"But what things you have gone through in order to achieve your purpose! Slights, slurs, insults! No wonder the man was taken in by it. Society itself was taken in. And I—yes, I myself—was almost deceived."
"Shall it be now?" thought Roma. The Baron was on the hearthrug directly facing her.
"But you knew what you were doing, my dear. It was all a part of your scheme. You drew the man on. In due time he delivered himself up to you. He surrendered every secret of his soul. And when your great hour came you were ready. You met it as you had always intended. 'At the top of his hopes he shall fall,' you said."
Roma's heart was beating as if it would burst its bounds.
"He has fallen. Thanks to you, this enemy of civil society, this slanderer of women, is down. Then the Pope too! And the confession to the Reverend Father! Who but a woman could have thought of a thing like that?—-making your denunciation so defensible, so pardonable, so plausible, so inevitable! What skill! What patience! What diplomacy! And what will and nerve too! Who shall say now that women are incapable of great things?"

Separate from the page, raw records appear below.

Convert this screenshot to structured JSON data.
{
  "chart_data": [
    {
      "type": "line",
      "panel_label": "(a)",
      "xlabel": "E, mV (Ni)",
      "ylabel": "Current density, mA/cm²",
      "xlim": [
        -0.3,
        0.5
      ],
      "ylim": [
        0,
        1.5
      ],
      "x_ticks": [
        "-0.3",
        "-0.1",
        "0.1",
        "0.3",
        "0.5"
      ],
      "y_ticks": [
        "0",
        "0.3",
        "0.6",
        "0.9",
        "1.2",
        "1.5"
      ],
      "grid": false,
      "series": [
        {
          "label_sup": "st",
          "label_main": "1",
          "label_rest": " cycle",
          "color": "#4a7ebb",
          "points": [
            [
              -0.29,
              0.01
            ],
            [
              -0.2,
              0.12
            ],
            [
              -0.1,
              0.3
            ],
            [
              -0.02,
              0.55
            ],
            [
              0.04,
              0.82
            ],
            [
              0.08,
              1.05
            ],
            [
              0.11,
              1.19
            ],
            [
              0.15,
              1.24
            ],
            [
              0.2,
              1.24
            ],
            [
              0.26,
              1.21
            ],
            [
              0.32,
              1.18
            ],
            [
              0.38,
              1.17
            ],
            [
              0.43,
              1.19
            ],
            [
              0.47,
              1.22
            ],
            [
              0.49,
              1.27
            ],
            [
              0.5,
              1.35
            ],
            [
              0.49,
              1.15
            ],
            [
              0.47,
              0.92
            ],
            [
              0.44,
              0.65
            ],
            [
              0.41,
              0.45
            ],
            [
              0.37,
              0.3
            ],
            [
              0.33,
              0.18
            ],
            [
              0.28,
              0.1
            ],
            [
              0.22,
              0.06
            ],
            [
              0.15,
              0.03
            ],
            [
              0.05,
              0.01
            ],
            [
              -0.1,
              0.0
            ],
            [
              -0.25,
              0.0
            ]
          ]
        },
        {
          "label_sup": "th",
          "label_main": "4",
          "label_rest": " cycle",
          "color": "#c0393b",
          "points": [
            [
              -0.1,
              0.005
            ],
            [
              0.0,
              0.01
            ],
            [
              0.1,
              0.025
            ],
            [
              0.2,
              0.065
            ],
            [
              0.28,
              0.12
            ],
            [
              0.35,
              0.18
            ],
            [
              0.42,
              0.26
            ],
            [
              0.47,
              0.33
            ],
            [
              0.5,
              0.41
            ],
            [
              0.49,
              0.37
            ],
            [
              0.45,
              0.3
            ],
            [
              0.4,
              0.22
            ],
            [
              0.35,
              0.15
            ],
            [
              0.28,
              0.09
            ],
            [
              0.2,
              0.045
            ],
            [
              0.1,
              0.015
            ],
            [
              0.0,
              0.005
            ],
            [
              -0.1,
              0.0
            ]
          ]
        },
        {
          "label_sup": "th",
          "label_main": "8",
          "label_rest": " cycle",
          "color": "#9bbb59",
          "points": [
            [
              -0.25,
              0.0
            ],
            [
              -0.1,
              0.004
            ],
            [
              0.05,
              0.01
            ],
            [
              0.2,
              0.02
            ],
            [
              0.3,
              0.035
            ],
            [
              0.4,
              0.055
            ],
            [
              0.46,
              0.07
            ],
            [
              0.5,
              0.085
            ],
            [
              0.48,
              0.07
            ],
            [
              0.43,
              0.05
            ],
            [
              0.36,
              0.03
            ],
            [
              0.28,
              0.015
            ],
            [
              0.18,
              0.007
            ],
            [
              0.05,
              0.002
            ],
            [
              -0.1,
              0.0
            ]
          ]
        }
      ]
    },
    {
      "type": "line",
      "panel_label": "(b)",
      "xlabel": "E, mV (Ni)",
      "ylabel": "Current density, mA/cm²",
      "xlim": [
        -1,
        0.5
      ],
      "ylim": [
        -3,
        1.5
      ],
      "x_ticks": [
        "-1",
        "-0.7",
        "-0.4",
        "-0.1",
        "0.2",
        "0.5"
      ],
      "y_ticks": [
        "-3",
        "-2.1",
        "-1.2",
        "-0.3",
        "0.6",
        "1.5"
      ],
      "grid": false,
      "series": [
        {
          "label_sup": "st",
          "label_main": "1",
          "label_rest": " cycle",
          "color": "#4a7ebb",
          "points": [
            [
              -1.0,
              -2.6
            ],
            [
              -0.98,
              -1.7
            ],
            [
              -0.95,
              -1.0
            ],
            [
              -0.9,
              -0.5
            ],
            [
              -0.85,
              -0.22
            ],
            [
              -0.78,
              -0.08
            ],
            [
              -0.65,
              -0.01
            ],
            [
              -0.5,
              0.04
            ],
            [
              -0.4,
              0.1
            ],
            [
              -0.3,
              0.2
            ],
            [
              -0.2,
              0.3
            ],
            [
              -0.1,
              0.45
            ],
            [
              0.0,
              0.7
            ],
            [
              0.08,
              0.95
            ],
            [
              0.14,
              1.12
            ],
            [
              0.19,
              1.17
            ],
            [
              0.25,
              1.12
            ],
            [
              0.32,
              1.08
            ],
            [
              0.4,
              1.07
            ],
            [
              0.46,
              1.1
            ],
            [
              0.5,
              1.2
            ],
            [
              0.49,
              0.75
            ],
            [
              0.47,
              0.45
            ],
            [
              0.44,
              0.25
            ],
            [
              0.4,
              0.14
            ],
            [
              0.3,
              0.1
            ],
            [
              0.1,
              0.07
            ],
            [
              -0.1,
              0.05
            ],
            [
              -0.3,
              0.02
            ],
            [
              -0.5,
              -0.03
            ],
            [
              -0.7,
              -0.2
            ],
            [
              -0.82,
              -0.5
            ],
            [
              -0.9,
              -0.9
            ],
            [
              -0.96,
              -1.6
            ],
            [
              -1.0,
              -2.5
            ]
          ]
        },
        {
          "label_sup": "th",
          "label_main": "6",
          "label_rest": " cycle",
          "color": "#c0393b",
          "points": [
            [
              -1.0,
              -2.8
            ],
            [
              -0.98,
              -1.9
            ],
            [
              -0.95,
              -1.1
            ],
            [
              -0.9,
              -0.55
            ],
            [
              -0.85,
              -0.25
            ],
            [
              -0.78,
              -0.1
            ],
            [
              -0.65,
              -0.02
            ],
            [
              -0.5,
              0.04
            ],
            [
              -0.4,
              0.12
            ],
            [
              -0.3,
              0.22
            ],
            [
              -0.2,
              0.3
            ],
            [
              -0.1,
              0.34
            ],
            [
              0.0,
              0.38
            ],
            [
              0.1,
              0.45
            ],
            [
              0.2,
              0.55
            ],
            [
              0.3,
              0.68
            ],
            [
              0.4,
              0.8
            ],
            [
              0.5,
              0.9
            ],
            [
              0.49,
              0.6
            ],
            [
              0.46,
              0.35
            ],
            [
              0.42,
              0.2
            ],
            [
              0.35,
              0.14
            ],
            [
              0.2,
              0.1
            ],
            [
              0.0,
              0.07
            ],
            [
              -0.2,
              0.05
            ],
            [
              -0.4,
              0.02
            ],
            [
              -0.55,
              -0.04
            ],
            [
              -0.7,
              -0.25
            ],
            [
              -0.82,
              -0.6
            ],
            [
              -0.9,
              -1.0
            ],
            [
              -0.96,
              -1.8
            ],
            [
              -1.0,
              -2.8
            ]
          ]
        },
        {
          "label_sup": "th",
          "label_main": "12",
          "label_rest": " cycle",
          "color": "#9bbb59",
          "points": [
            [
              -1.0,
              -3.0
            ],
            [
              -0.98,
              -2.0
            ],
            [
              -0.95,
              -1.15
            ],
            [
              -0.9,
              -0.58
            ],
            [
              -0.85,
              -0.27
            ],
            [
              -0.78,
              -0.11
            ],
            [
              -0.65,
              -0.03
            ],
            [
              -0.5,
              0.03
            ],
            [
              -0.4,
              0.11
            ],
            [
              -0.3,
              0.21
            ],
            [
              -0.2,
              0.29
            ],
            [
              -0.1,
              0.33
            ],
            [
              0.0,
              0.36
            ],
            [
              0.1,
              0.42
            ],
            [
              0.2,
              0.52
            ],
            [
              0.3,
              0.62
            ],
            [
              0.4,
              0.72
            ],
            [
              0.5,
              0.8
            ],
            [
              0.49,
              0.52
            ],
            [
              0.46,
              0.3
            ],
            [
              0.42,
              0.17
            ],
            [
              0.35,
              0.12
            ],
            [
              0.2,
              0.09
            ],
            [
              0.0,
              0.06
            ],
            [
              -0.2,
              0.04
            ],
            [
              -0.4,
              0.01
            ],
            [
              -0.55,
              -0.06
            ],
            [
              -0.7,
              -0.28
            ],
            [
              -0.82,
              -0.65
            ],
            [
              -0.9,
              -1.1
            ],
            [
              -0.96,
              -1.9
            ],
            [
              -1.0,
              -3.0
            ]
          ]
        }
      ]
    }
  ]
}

The Baron had thrown open his overcoat, revealing the broad expanse of his shirt-front, crossed by the glittering collar of the Annunziata, and was promenading the hearthrug without a thought of his peril.
"The journals of half Europe will have accounts of the failure of the 'Great Plot.' There was another plot, my dear, which did not fail. Europe will hear of that also, and by to-morrow morning the world will know what a woman may do to punish the man who traduces and degrades her!"
"Why don't I do it?" thought Roma. She was fingering the revolver on the bureau behind her, and breathing fast and audibly.
"You shall have everything back, my dear. Carriages, jewellery, apartments, exactly as you parted with them. I have kept all under my own control, and in a single day you can be reinstated."
Roma's palpitating heart was hurting her.